Taken altogether and put into Jay Powell’s language, this data begins to paint far more downside than even balanced risks. Add into this mix data from around the rest of the world, “overseas turmoil”, as well as the ridiculous drama in federal funds and other liquidity/funding conditions, that’s your rate cuts starting at the end of this month.

But there’s one more thing FOMC policymakers have to answer for in order to begin them: the unemployment rate. Either it is faulty, or the Phillips Curve must be. In the case of the latter, that doesn’t discount the former, either. Chairman Powell told Congress today (thanks C. Lavers) the Fed may no longer view the Phillips Curve as relevant.

The relationship between the slack in the economy or unemployment and inflation was a strong one 50 years ago … and has gone away.

OK, fine. But that doesn’t get you to a rate cut – it only maybe explains why you needn’t have been hawkish about the LABOR SHORTAGE!!! everyone screamed about in 2018.

There’s still something missing.
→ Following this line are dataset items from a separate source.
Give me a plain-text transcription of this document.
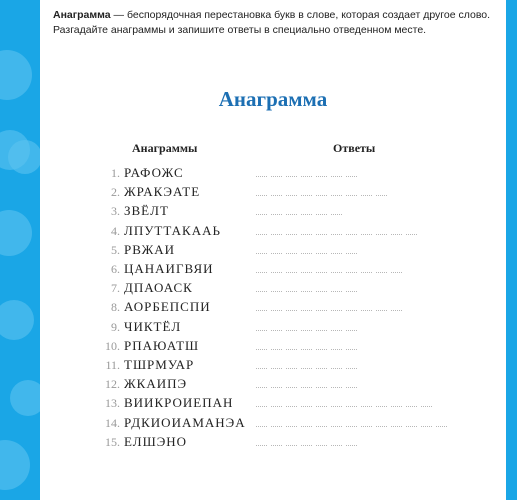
Анаграмма — беспорядочная перестановка букв в слове, которая создает другое слово. Разгадайте анаграммы и запишите ответы в специально отведенном месте.
Анаграмма
Анаграммы	Ответы
1. РАФОЖС
2. ЖРАКЭАТЕ
3. ЗВЁЛТ
4. ЛПУТТАКААЬ
5. РВЖАИ
6. ЦАНАИГВЯИ
7. ДПАОАСК
8. АОРБЕПСПИ
9. ЧИКТЁЛ
10. РПАЮАТШ
11. ТШРМУАР
12. ЖКАИПЭ
13. ВИИКРОИЕПАН
14. РДКИОИАМАНЭА
15. ЕЛШЭНО
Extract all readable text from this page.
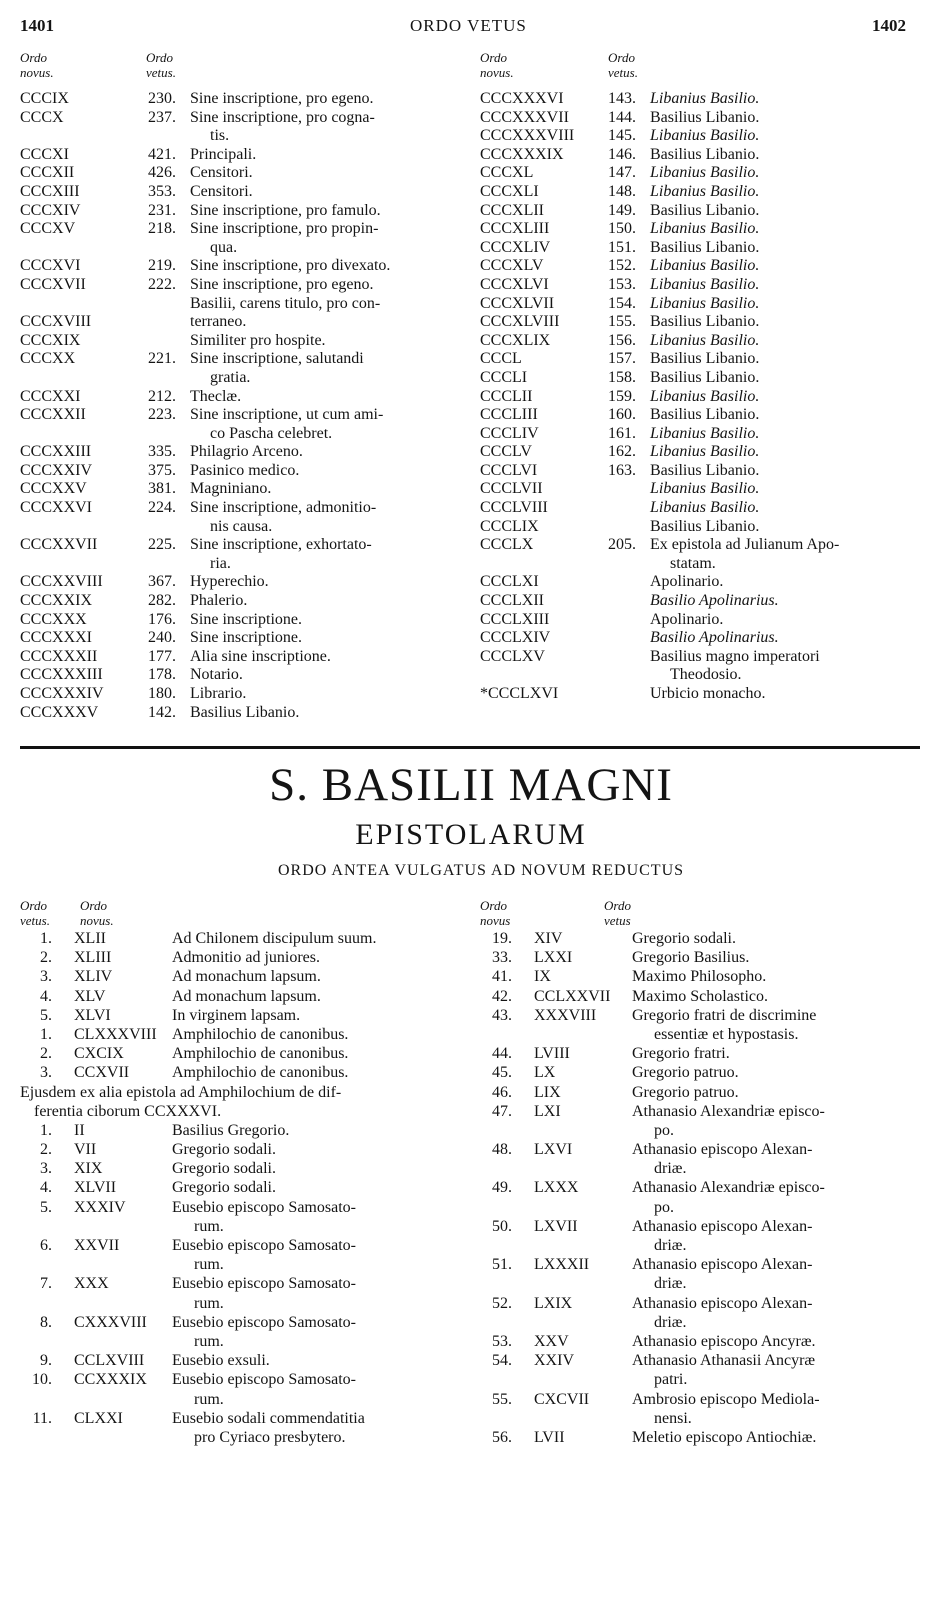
1401	ORDO VETUS	1402
Ordo
novus.
Ordo
vetus.
Ordo
novus.
Ordo
vetus.
CCCIX	230. Sine inscriptione, pro egeno.
CCCX	237. Sine inscriptione, pro cogna-
tis.
CCCXI	421. Principali.
CCCXII	426. Censitori.
CCCXIII	353. Censitori.
CCCXIV	231. Sine inscriptione, pro famulo.
CCCXV	218. Sine inscriptione, pro propin-
qua.
CCCXVI	219. Sine inscriptione, pro divexato.
CCCXVII	222. Sine inscriptione, pro egeno.
Basilii, carens titulo, pro con-
CCCXVIII	terraneo.
CCCXIX	Similiter pro hospite.
CCCXX	221. Sine inscriptione, salutandi
gratia.
CCCXXI	212. Theclæ.
CCCXXII	223. Sine inscriptione, ut cum ami-
co Pascha celebret.
CCCXXIII	335. Philagrio Arceno.
CCCXXIV	375. Pasinico medico.
CCCXXV	381. Magniniano.
CCCXXVI	224. Sine inscriptione, admonitio-
nis causa.
CCCXXVII	225. Sine inscriptione, exhortato-
ria.
CCCXXVIII	367. Hyperechio.
CCCXXIX	282. Phalerio.
CCCXXX	176. Sine inscriptione.
CCCXXXI	240. Sine inscriptione.
CCCXXXII	177. Alia sine inscriptione.
CCCXXXIII	178. Notario.
CCCXXXIV	180. Librario.
CCCXXXV	142. Basilius Libanio.
CCCXXXVI	143. Libanius Basilio.
CCCXXXVII 144. Basilius Libanio.
CCCXXXVIII 145. Libanius Basilio.
CCCXXXIX	146. Basilius Libanio.
CCCXL	147. Libanius Basilio.
CCCXLI	148. Libanius Basilio.
CCCXLII	149. Basilius Libanio.
CCCXLIII	150. Libanius Basilio.
CCCXLIV	151. Basilius Libanio.
CCCXLV	152. Libanius Basilio.
CCCXLVI	153. Libanius Basilio.
CCCXLVII	154. Libanius Basilio.
CCCXLVIII	155. Basilius Libanio.
CCCXLIX	156. Libanius Basilio.
CCCL	157. Basilius Libanio.
CCCLI	158. Basilius Libanio.
CCCLII	159. Libanius Basilio.
CCCLIII	160. Basilius Libanio.
CCCLIV	161. Libanius Basilio.
CCCLV	162. Libanius Basilio.
CCCLVI	163. Basilius Libanio.
CCCLVII	Libanius Basilio.
CCCLVIII	Libanius Basilio.
CCCLIX	Basilius Libanio.
CCCLX	205. Ex epistola ad Julianum Apo-
statam.
CCCLXI	Apolinario.
CCCLXII	Basilio Apolinarius.
CCCLXIII	Apolinario.
CCCLXIV	Basilio Apolinarius.
CCCLXV	Basilius magno imperatori
Theodosio.
*CCCLXVI	Urbicio monacho.
S. BASILII MAGNI
EPISTOLARUM
ORDO ANTEA VULGATUS AD NOVUM REDUCTUS
Ordo
vetus.
Ordo
novus.
Ordo
novus
Ordo
vetus
1. XLII	Ad Chilonem discipulum suum.
2. XLIII	Admonitio ad juniores.
3. XLIV	Ad monachum lapsum.
4. XLV	Ad monachum lapsum.
5. XLVI	In virginem lapsam.
1. CLXXXVIII Amphilochio de canonibus.
2. CXCIX	Amphilochio de canonibus.
3. CCXVII	Amphilochio de canonibus.
Ejusdem ex alia epistola ad Amphilochium de dif-
ferentia ciborum CCXXXVI.
1. II	Basilius Gregorio.
2. VII	Gregorio sodali.
3. XIX	Gregorio sodali.
4. XLVII	Gregorio sodali.
5. XXXIV	Eusebio episcopo Samosato-
rum.
6. XXVII	Eusebio episcopo Samosato-
rum.
7. XXX	Eusebio episcopo Samosato-
rum.
8. CXXXVIII Eusebio episcopo Samosato-
rum.
9. CCLXVIII Eusebio exsuli.
10. CCXXXIX Eusebio episcopo Samosato-
rum.
11. CLXXI	Eusebio sodali commendatitia
pro Cyriaco presbytero.
19. XIV	Gregorio sodali.
33. LXXI	Gregorio Basilius.
41. IX	Maximo Philosopho.
42. CCLXXVII Maximo Scholastico.
43. XXXVIII Gregorio fratri de discrimine
essentiæ et hypostasis.
44. LVIII	Gregorio fratri.
45. LX	Gregorio patruo.
46. LIX	Gregorio patruo.
47. LXI	Athanasio Alexandriæ episco-
po.
48. LXVI	Athanasio episcopo Alexan-
driæ.
49. LXXX	Athanasio Alexandriæ episco-
po.
50. LXVII	Athanasio episcopo Alexan-
driæ.
51. LXXXII	Athanasio episcopo Alexan-
driæ.
52. LXIX	Athanasio episcopo Alexan-
driæ.
53. XXV	Athanasio episcopo Ancyræ.
54. XXIV	Athanasio Athanasii Ancyræ
patri.
55. CXCVII	Ambrosio episcopo Mediola-
nensi.
56. LVII	Meletio episcopo Antiochiæ.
And it’s the big one:

In additional to that, we are learning that the neutral interest rate is lower than we had thought and … the natural rate of unemployment rate is lower than we thought. So monetary policy hasn’t been as accommodative as we had thought. [emphasis added]
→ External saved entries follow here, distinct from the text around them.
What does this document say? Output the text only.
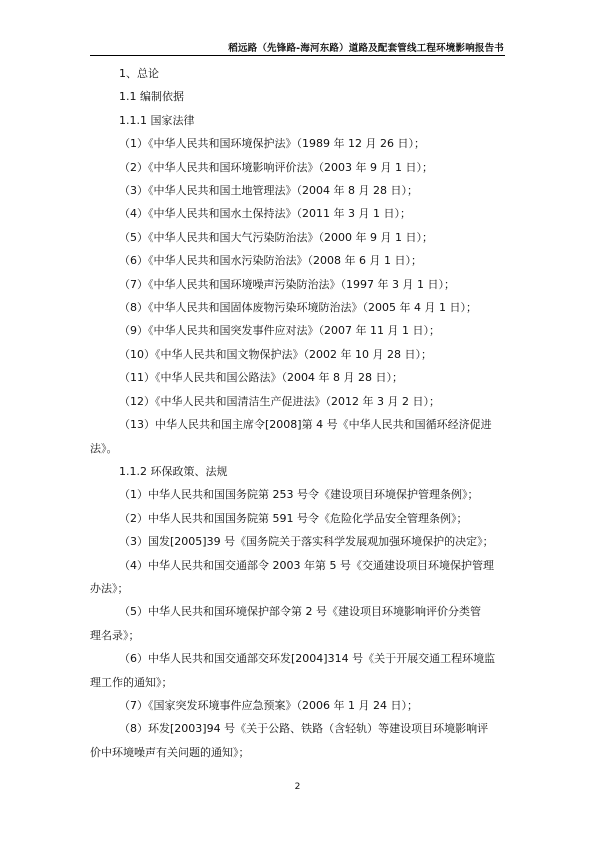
稻远路（先锋路-海河东路）道路及配套管线工程环境影响报告书
1、总论
1.1 编制依据
1.1.1 国家法律
（1）《中华人民共和国环境保护法》（1989 年 12 月 26 日）；
（2）《中华人民共和国环境影响评价法》（2003 年 9 月 1 日）；
（3）《中华人民共和国土地管理法》（2004 年 8 月 28 日）；
（4）《中华人民共和国水土保持法》（2011 年 3 月 1 日）；
（5）《中华人民共和国大气污染防治法》（2000 年 9 月 1 日）；
（6）《中华人民共和国水污染防治法》（2008 年 6 月 1 日）；
（7）《中华人民共和国环境噪声污染防治法》（1997 年 3 月 1 日）；
（8）《中华人民共和国固体废物污染环境防治法》（2005 年 4 月 1 日）；
（9）《中华人民共和国突发事件应对法》（2007 年 11 月 1 日）；
（10）《中华人民共和国文物保护法》（2002 年 10 月 28 日）；
（11）《中华人民共和国公路法》（2004 年 8 月 28 日）；
（12）《中华人民共和国清洁生产促进法》（2012 年 3 月 2 日）；
（13）中华人民共和国主席令[2008]第 4 号《中华人民共和国循环经济促进
法》。
1.1.2 环保政策、法规
（1）中华人民共和国国务院第 253 号令《建设项目环境保护管理条例》；
（2）中华人民共和国国务院第 591 号令《危险化学品安全管理条例》；
（3）国发[2005]39 号《国务院关于落实科学发展观加强环境保护的决定》；
（4）中华人民共和国交通部令 2003 年第 5 号《交通建设项目环境保护管理
办法》；
（5）中华人民共和国环境保护部令第 2 号《建设项目环境影响评价分类管
理名录》；
（6）中华人民共和国交通部交环发[2004]314 号《关于开展交通工程环境监
理工作的通知》；
（7）《国家突发环境事件应急预案》（2006 年 1 月 24 日）；
（8）环发[2003]94 号《关于公路、铁路（含轻轨）等建设项目环境影响评
价中环境噪声有关问题的通知》；
2
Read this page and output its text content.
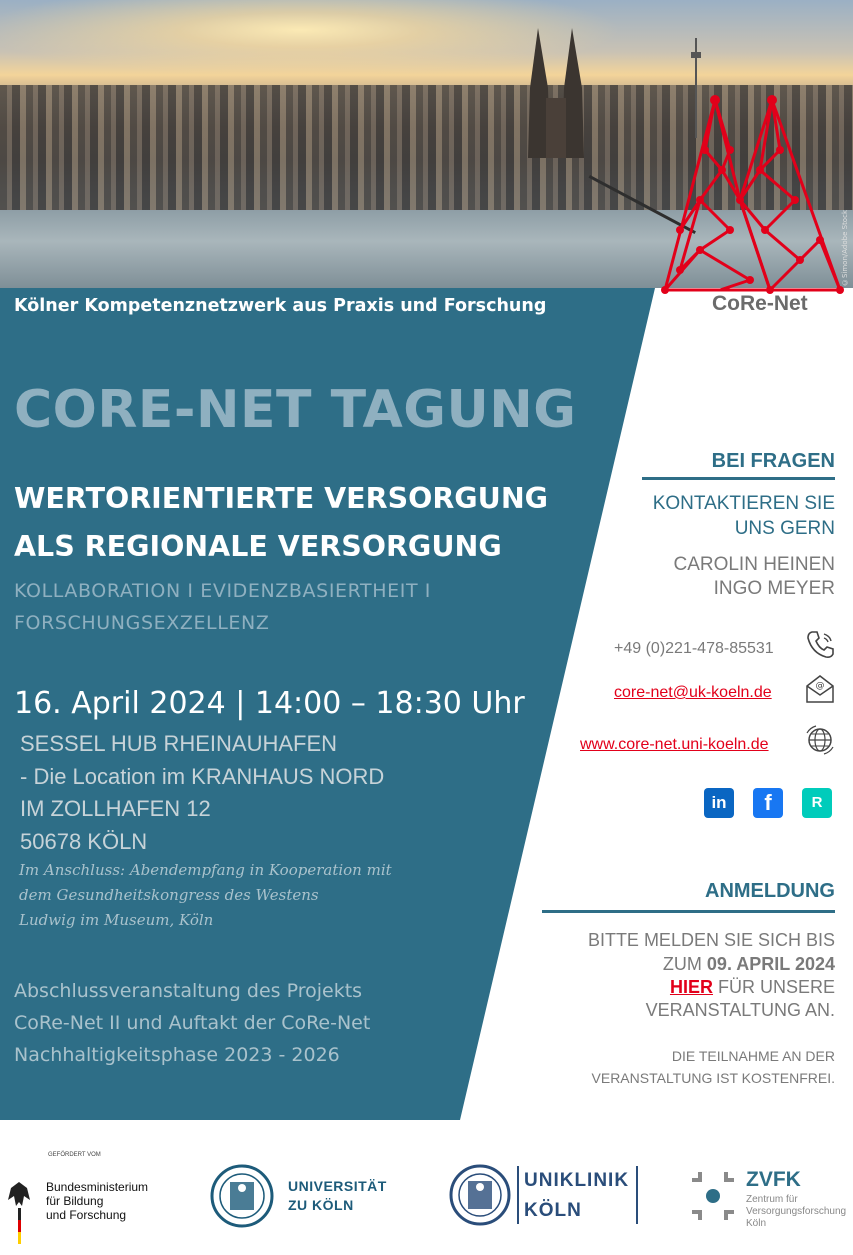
©Simon/Adobe Stock
CoRe-Net
Kölner Kompetenznetzwerk aus Praxis und Forschung
CORE-NET TAGUNG
WERTORIENTIERTE VERSORGUNG
ALS REGIONALE VERSORGUNG
KOLLABORATION I EVIDENZBASIERTHEIT I
FORSCHUNGSEXZELLENZ
16. April 2024 | 14:00 – 18:30 Uhr
SESSEL HUB RHEINAUHAFEN
- Die Location im KRANHAUS NORD
IM ZOLLHAFEN 12
50678 KÖLN
Im Anschluss: Abendempfang in Kooperation mit
dem Gesundheitskongress des Westens
Ludwig im Museum, Köln
Abschlussveranstaltung des Projekts
CoRe-Net II und Auftakt der CoRe-Net
Nachhaltigkeitsphase 2023 - 2026
BEI FRAGEN
KONTAKTIEREN SIE
UNS GERN
CAROLIN HEINEN
INGO MEYER
+49 (0)221-478-85531
core-net@uk-koeln.de	@
www.core-net.uni-koeln.de
in	f	R
ANMELDUNG
BITTE MELDEN SIE SICH BIS
ZUM 09. APRIL 2024
HIER FÜR UNSERE
VERANSTALTUNG AN.
DIE TEILNAHME AN DER
VERANSTALTUNG IST KOSTENFREI.
GEFÖRDERT VOM
Bundesministerium
für Bildung
und Forschung
UNIVERSITÄT
ZU KÖLN
UNIKLINIK
KÖLN
ZVFK
Zentrum für
Versorgungsforschung
Köln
Now we are getting somewhere. In fact, what surely would terrify Powell and the FOMC if they keep following this line of consistent evidence, if monetary policy hasn’t been as accommodative as they’ve bragged, promised, and guaranteed then maybe the economy isn’t nearly in as good a shape as the unemployment rate suggests.

In this case, it’s not that the Phillips Curve might no longer be valid (there’s a real debate as to whether it ever was beyond the narrow scope of AWH Phillips study of UK wage data a long time ago), it is probable even likely the unemployment rate might not be the right measure of economic success. It very well could be faulty, and if it is, combined with disinflation showing up in 2019, rate cuts, rate cuts, rate cuts.

Powell’s admission, however, goes even further – though the FOMC probably isn’t anywhere close to ready to think about the implications yet. It actually goes along with FRBNY’s qualified confession about offshore dollars.

How might monetary policy have been less accommodative than in theory? Economists have centered on R* as an explanation, but even then there’s the ominous fact R* dropped substantially during, and never came back from, 2008. In other words, one way in which monetary policy might be less accommodative is if it isn’t effective in the first place.

 

And it might not be effective in the first place if, paging Dr. Greenspan, the central bank has no idea what’s really going on in the monetary system. A shadow system in a chronic state of malfunction existing offshore would certainly answer for all these facts.

But that would mean, and have meant for a long, long time, substantial dereliction on the part of central bankers. The public would rightly begin to ask, what have you people been doing all this time? Thus, the constant parade of half-measures and half-explanations, continuous confusion rather than directly face up to where all the evidence is leading.

In its own twisted way, the Fed is attempting to come to terms with Euro$ #4 even though Euro$ #4 was for it impossible (something about “transitory” factors). They can observe, and are observing, all the horrifying (given prior expectations for an inflation recovery breakout) data but are still self-blinded from getting all the way there.

As I’ve said all year, the rate cuts will be sooner than you think and they won’t be insurance. They are confirmation that even the central bankers see it, too. They don’t yet know what “it” is, but that doesn’t really matter for Euro$ #4. It’s here. Central bankers around the world can no longer deny.